Google’s plans to display warnings above search results for 13,000 terms which have been linked to explicit child abuse terms may be well intentioned, but that doesn’t mean that everyone is happy about it. The move is in fact being criticised by online rights campaigners, as well as some child rights activists.
The rights campaigners have said that the measures will not be very effective in protecting children, and would in fact be more about preventing damage to the companies’ reputations (Microsoft has said it will follow suit on its Bing search engine, and on Yahoo searches powered by Bing).
“Most child abuse images are circulated in private networks, or are sold by criminal gangs,” said ORG Executive Director Jim Killock in a blog post Sunday, reported on PCWorld.com . “Banning search terms seems unlikely to combat the serious activity, which is independent of search engines.”

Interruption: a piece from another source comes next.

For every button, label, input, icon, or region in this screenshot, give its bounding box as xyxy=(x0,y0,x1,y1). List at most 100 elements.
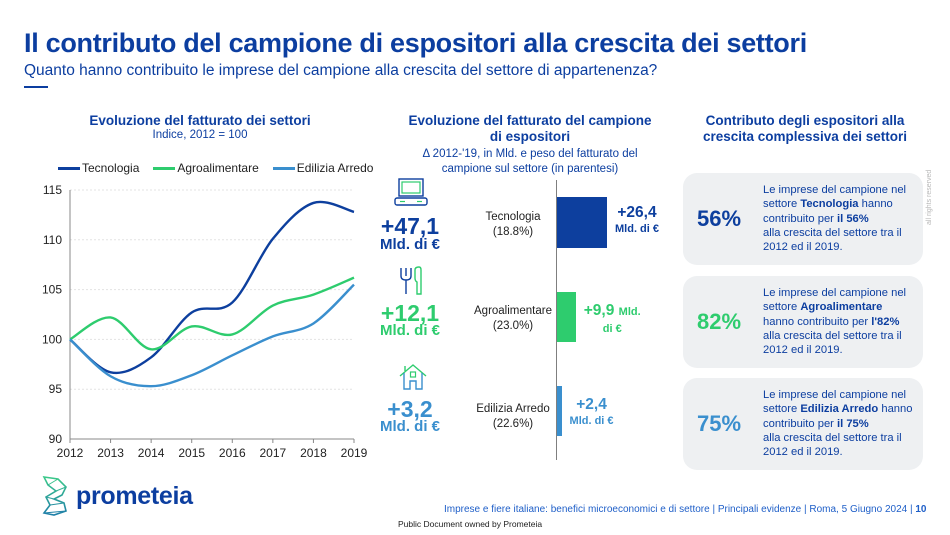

Killock also pointed out that banning search terms will just lead to people coming up with new search words to find the illegal content.
“(David) Cameron invites a game of cat and mouse which is likely to have very limited impact,” he said. “The terms used may hide themselves into search terms that cannot be banned because they are innocuous.”
Besides this, the ban on certain search terms will also come in the way of organisations like the Internet Watch Foundation (IWF) which try to identify child abuse images using search engines and report them to the proper authorities, Killock said.
Google and Microsoft are acting after pressure was put on them by the UK government at the behest of UK Prime Minister David Cameron. The two companies cover 95 percent of the search market in the UK.
The data on which terms are linked to child abuse were compiled by the UK’s Child Exploitation & Online Protection Centre (CEOP). According to the report , “the hidden internet provides a perception of anonymity for those surfing or hosting websites. Websites facilitating money laundering, drug use, trafficking and other forms of criminality proliferate across such networks with a significant and growing use by those with a sexual interest in children.”
Google has also introduced other changes - as well as a new technology which allows copies of child abuse videos to be identified and removed - to control online child abuse.
Jim Gamble, child protection expert pointed out that while the effort is noteworthy, the moves do not aim at the root of the problem - the people in front of the screens.
Writing for ITV.com , Gamble said: “Some of these new tactics will help divert inadvertent access and perhaps delay a novice paedophile, but much of the hype in real terms will mean very little…The way to deter offenders from raping, abusing, photographing, sharing or seeking out images of child abuse is to line child abusers up, in the dock of a court room. One of the main problems is that people can see that is not happening.”